Enfin, par une température qui ne fut à midi que de 12° (-11° centig.), sous un ciel de neige et de brouillards, on aperçut le cap Farewel. _Le Forward_ arrivait au jour fixé; le capitaine inconnu, s'il lui plaisait de venir relever sa position par ce temps diabolique, n'aurait pas à se plaindre.
«Voilà donc, se dit le docteur, ce cap célèbre, ce cap si bien nommé![1] Beaucoup l'ont franchi comme nous, qui ne devaient jamais le revoir! Est-ce donc un adieu éternel dit à ses amis d'Europe? Vous avez passé là, Frobisher, Knight, Barlow, Vaugham, Scroggs, Barentz, Hudson, Blosseville, Franklin, Crozier, Bellot, pour ne jamais revenir au foyer domestique, et ce cap a bien été pour vous le cap des Adieux!»
[1] Farewel signifie adieu.
Ce fut vers l'an 970 que des navigateurs partis de l'Islande[1] découvrirent le Groënland.

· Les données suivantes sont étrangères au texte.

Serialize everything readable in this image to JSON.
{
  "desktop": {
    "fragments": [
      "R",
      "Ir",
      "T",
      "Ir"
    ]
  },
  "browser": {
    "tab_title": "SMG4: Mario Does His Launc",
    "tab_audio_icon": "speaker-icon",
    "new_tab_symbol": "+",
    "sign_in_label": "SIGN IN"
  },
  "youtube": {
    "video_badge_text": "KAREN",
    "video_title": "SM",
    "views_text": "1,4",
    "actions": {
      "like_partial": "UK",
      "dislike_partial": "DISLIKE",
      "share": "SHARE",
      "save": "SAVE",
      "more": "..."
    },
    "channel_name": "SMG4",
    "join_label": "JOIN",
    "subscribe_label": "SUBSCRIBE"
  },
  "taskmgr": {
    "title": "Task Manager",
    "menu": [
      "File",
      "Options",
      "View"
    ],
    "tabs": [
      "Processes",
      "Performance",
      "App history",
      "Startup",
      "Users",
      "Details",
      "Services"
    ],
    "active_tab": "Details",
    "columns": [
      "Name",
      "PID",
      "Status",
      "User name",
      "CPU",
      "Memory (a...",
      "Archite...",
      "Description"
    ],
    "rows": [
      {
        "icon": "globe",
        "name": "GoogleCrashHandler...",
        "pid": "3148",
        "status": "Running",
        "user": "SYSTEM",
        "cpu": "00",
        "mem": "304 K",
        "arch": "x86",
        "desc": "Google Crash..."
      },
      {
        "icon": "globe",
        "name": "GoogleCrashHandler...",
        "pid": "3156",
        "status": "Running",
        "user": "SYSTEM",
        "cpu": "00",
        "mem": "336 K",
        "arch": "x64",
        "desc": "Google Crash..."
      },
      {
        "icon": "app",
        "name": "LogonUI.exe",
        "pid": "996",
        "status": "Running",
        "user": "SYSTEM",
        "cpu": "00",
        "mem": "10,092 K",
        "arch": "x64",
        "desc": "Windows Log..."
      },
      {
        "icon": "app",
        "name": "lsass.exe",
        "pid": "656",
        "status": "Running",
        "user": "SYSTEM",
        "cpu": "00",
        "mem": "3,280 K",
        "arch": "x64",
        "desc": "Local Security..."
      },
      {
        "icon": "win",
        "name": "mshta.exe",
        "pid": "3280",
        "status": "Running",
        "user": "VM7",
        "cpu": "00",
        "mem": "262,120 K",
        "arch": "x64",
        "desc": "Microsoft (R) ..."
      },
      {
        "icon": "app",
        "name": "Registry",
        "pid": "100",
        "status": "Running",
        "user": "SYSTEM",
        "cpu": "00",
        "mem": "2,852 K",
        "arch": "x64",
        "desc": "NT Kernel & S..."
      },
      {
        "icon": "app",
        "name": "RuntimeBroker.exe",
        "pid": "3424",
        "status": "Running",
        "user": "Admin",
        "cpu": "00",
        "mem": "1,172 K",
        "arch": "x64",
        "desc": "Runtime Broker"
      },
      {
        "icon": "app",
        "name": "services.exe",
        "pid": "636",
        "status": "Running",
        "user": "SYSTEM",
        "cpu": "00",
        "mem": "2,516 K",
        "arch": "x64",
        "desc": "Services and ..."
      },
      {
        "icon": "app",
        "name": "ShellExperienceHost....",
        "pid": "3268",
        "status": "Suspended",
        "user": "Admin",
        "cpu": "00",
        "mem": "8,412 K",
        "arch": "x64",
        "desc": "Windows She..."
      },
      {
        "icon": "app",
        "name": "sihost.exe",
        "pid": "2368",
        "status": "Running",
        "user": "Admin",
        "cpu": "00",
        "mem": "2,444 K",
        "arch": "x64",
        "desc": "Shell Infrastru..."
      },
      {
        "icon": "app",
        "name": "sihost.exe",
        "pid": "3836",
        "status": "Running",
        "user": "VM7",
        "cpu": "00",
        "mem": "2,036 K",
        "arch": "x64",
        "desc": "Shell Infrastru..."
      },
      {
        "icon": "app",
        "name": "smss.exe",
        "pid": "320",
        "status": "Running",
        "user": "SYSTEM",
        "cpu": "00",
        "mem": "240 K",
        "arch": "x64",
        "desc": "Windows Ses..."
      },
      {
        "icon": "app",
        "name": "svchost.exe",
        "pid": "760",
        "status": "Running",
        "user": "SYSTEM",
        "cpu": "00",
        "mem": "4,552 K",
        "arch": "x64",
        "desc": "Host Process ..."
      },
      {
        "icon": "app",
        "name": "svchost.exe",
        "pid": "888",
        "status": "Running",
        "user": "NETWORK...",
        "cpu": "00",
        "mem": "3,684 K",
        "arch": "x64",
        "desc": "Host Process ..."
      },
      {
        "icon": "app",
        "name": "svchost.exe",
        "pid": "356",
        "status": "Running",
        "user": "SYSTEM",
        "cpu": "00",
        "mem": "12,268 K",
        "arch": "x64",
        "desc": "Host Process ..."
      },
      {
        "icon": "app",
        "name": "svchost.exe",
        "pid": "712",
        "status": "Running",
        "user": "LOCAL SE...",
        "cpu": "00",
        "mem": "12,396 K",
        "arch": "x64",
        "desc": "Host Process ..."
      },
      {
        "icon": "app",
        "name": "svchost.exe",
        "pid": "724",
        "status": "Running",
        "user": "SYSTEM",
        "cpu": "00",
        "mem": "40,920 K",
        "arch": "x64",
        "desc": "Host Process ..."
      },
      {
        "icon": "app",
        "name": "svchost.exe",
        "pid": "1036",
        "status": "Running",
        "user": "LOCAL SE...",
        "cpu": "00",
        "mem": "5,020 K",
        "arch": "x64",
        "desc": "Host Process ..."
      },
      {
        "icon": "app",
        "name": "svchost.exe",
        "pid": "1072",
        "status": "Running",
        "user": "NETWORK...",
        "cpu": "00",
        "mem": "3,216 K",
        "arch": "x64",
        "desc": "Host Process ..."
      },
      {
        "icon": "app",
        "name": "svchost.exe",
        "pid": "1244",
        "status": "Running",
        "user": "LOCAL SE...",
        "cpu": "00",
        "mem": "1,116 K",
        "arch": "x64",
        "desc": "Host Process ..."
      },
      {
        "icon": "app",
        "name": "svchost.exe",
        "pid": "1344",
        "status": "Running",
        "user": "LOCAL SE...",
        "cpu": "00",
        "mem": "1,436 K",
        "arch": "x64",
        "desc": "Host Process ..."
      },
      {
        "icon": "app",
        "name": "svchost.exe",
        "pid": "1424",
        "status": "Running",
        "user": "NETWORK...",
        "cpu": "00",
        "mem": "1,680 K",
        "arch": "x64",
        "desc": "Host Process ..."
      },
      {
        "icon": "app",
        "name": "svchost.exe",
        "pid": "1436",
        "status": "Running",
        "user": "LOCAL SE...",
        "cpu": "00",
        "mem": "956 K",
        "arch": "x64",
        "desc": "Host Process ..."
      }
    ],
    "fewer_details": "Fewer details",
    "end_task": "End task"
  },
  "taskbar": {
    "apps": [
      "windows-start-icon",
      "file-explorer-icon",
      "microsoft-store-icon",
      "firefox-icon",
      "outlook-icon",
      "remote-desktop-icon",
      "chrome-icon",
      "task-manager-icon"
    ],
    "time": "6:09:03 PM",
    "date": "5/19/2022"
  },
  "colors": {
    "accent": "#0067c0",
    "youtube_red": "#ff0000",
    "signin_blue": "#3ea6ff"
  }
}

Sébastien Cabot, en 1498, s'éleva jusqu'au 56e degré de latitude; Gaspard et Michel Cotréal, de 1500 à 1502, parvinrent au 60e, et Martin Frobisher, en 1576, arriva jusqu'à la baie qui porte son nom.
[1] Île des glaces.
A Jean Davis appartient l'honneur d'avoir découvert le détroit en 1585, et, deux ans plus tard, dans un troisième voyage, ce hardi navigateur, ce grand pêcheur de baleines, atteignit le soixante-treizième parallèle, à vingt-sept degrés du pôle.
Barentz en 1596, Weymouth en 1602, James Hall en 1605 et 1607, Hudson, dont le nom fut attribué à cette vaste baie qui échancre si profondément les terres d'Amérique, James Poole en 1611, s'avancèrent plus ou moins dans le détroit, à la recherche de ce passage du nord-ouest, dont la découverte eût singulièrement abrégé les voies de communication entre les deux mondes.
Baffin, en 1616, trouva dans la mer de ce nom le détroit de Lancastre; il fut suivi en 1619 par James Munk, et en 1719 par Knight, Barlows, Waugham et Scrows, dont on n'a jamais eu de nouvelles.
En 1776, le lieutenant Pickersgill, envoyé à la rencontre du capitaine Cook, qui tentait de remonter par le détroit de Behring, pointa jusqu'au 68e degré; l'année suivante, Young s'éleva dans le même but jusqu'à l'île des Femmes.
Vint alors James Ross qui fit en 1818 le tour des côtes de la mer de Baffin, et corrigea les erreurs hydrographiques de ses devanciers.
Enfin en 1819 et 1820, le célèbre Parry s'élance dans le détroit de Lancastre, parvient à travers d'innombrables difficultés jusqu'à l'île Melville, et gagne la prime de cinq mille livres[1] promise par acte du parlement aux matelots anglais qui couperaient le cent-soixante-dixième méridien par une latitude plus élevés que le soixante-dix-septième parallèle.
[1] 125,000 francs
En 1826, Becchey touche à l'île Chamisso, James Ross hiverne, de 1829 à 1833, dans le détroit du Prince Régent, et fait, entre autres travaux importants, la découverte du pôle magnétique.
Pendant ce temps, Franklin, par la voie de terre, reconnaissait les côtes septentrionales de l'Amérique, da la rivière Mackensie à la pointe Turnagain; le capitaine Back marchait sur ses traces de 1823 à 1835, et ces explorations étaient complétées en 1839 par MM. Dease, Simpson et le docteur Rae.
Enfin, sir John Franklin, jaloux de découvrir le passage du nord-ouest, quitta l'Angleterre en 1845 sur _l'Erebus et le Terror_; il pénétra dans la mer de Baffin, et depuis son passage à l'île Disko, on n'eut plus aucune nouvelle de son expédition.
Cette disparition détermina les nombreuses recherches qui ont amené la découverte du passage, et la reconnaissance de ces continents polaires si profondément déchiquetés; les plus intrépides marins de l'Angleterre, de la France, des États-Unis, s'élancèrent vers ces terribles parages, et, grâce à leurs efforts, la carte si tourmentée, si difficile de ce pays, put figurer enfin aux archives de la Société royale géographique de Londres.
La curieuse histoire de ces contrées se présentait ainsi à l'imagination du docteur, tandis qu'appuyé sur la lisse, il suivait du regard le long sillage du brick. Les noms de ces hardis navigateurs se pressaient dans son souvenir, et il croyait entrevoir sous les arceaux glacés de la banquise les pâles fantômes de ceux qui ne revinrent pas.